Ifo's November survey was a little more upbeat than generally anticipated as both current conditions and expectations for future business developments made renewed headway. At 109.0, the overall business climate indicator was 0.8 points above its unrevised October reading and at its highest level since June 2014.
The current conditions gauge climbed 0.7 points to 113.4, only reversing around half of the previous month's decline but staying within the tight 111.5-114.9 range seen throughout the year to date. Expectations advanced a marginally larger 0.8 points to 104.7, their third increase in a row and their strongest mark since May last year.
Outside of retail (8.2 after 10.9) morale was up in all the major sectors. Hence, manufacturing recorded a 2.4 point rise to 12.1, construction a 1.9 point increase to 2.6 and wholesale a 1.3 point advance to 15.1. Apart from retail, all are now either at or within striking distance of their respective highs for the year to date.

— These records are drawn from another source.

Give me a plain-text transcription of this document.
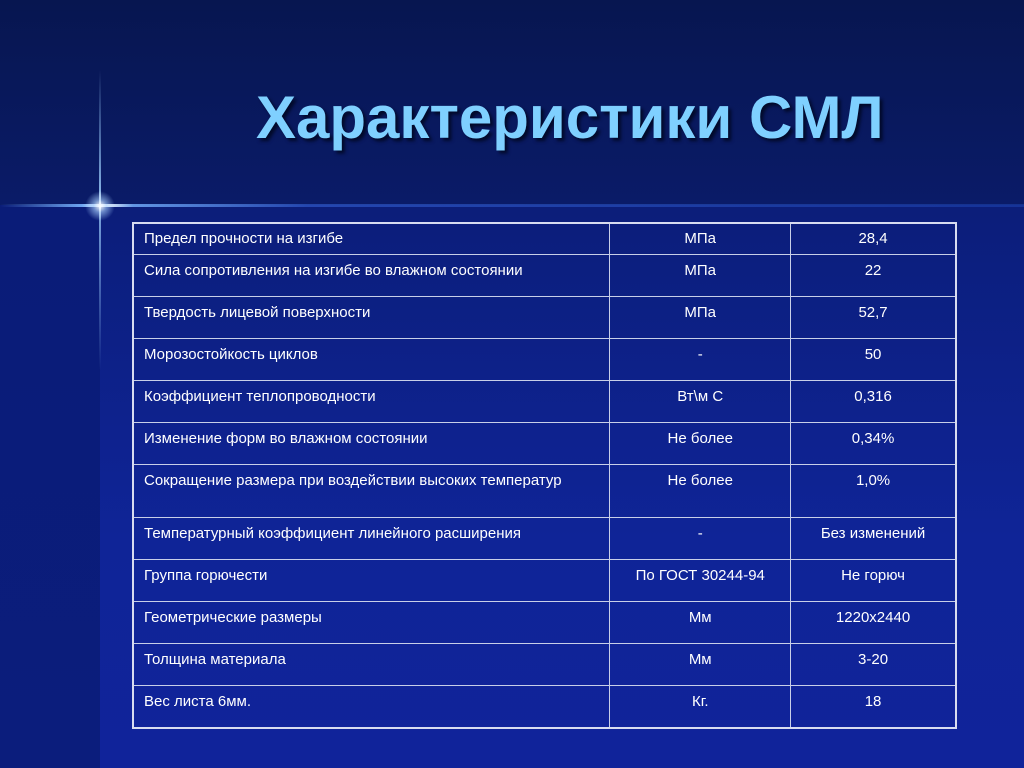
Характеристики СМЛ
Предел прочности на изгибе	МПа	28,4
Сила сопротивления на изгибе во влажном состоянии	МПа	22
Твердость лицевой поверхности	МПа	52,7
Морозостойкость циклов	-	50
Коэффициент теплопроводности	Вт\м С	0,316
Изменение форм во влажном состоянии	Не более	0,34%
Сокращение размера при воздействии высоких температур	Не более	1,0%
Температурный коэффициент линейного расширения	-	Без изменений
Группа горючести	По ГОСТ 30244-94	Не горюч
Геометрические размеры	Мм	1220х2440
Толщина материала	Мм	3-20
Вес листа 6мм.	Кг.	18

Today's cautiously bullish results provide further evidence that, at least so far, the VW emissions scandal has had little effect on overall confidence. Much the same applies to the terrorist attacks in Paris although these probably occurred too late to be fully reflected in this month's results. That said, the decline in retail sentiment to its lowest point since July is consistent with other indications that the third quarter bounce in household spending (see today's German 3Q GDP calendar entry) could prove short-lived. As the major driving force behind the expansion in June-September, any deceleration here would not be good news for either the German or Eurozone economies. To this end, Friday's GfK consumer climate survey is worth noting especially closely.

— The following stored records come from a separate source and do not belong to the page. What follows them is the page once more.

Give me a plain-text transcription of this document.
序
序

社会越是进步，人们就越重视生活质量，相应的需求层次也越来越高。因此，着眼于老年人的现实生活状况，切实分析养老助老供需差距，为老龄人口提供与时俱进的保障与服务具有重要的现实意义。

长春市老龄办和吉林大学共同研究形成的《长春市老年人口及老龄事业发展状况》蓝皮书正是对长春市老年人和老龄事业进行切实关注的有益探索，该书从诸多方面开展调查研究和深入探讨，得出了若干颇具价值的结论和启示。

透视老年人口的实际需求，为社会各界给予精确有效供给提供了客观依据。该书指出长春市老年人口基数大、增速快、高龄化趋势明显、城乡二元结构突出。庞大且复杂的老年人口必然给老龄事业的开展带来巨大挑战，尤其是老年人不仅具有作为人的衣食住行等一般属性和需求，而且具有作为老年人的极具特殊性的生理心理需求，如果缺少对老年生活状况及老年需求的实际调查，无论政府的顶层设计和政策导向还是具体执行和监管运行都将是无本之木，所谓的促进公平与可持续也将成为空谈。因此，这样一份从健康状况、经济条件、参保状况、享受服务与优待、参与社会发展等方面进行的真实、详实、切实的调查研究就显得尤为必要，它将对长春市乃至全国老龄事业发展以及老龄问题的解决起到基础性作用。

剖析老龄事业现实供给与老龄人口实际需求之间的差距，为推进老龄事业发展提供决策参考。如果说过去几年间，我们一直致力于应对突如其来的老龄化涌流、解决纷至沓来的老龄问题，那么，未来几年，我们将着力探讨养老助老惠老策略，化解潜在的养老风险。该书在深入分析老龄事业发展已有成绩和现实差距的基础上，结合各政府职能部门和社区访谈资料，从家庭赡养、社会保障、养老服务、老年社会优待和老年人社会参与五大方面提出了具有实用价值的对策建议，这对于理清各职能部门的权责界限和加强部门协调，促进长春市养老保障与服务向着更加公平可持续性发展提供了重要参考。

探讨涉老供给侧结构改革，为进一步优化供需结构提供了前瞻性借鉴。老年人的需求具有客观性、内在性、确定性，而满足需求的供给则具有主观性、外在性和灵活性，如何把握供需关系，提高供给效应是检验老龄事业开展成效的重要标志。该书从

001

Published by the Ifo Institute, the Business Climate Index is closely watched as an early indicator of current conditions and business expectations in the German economy. The Institute surveys more than 7,000 enterprises on their appraisals of the business situation and their short-term planning.
The headline index has a good correlation with developments in overall GDP and so has a major influence in shaping views on how the national economy is performing. The main focus is the expectations index. It is generally published during the last week of the month for the current month with more detailed information available about a week later.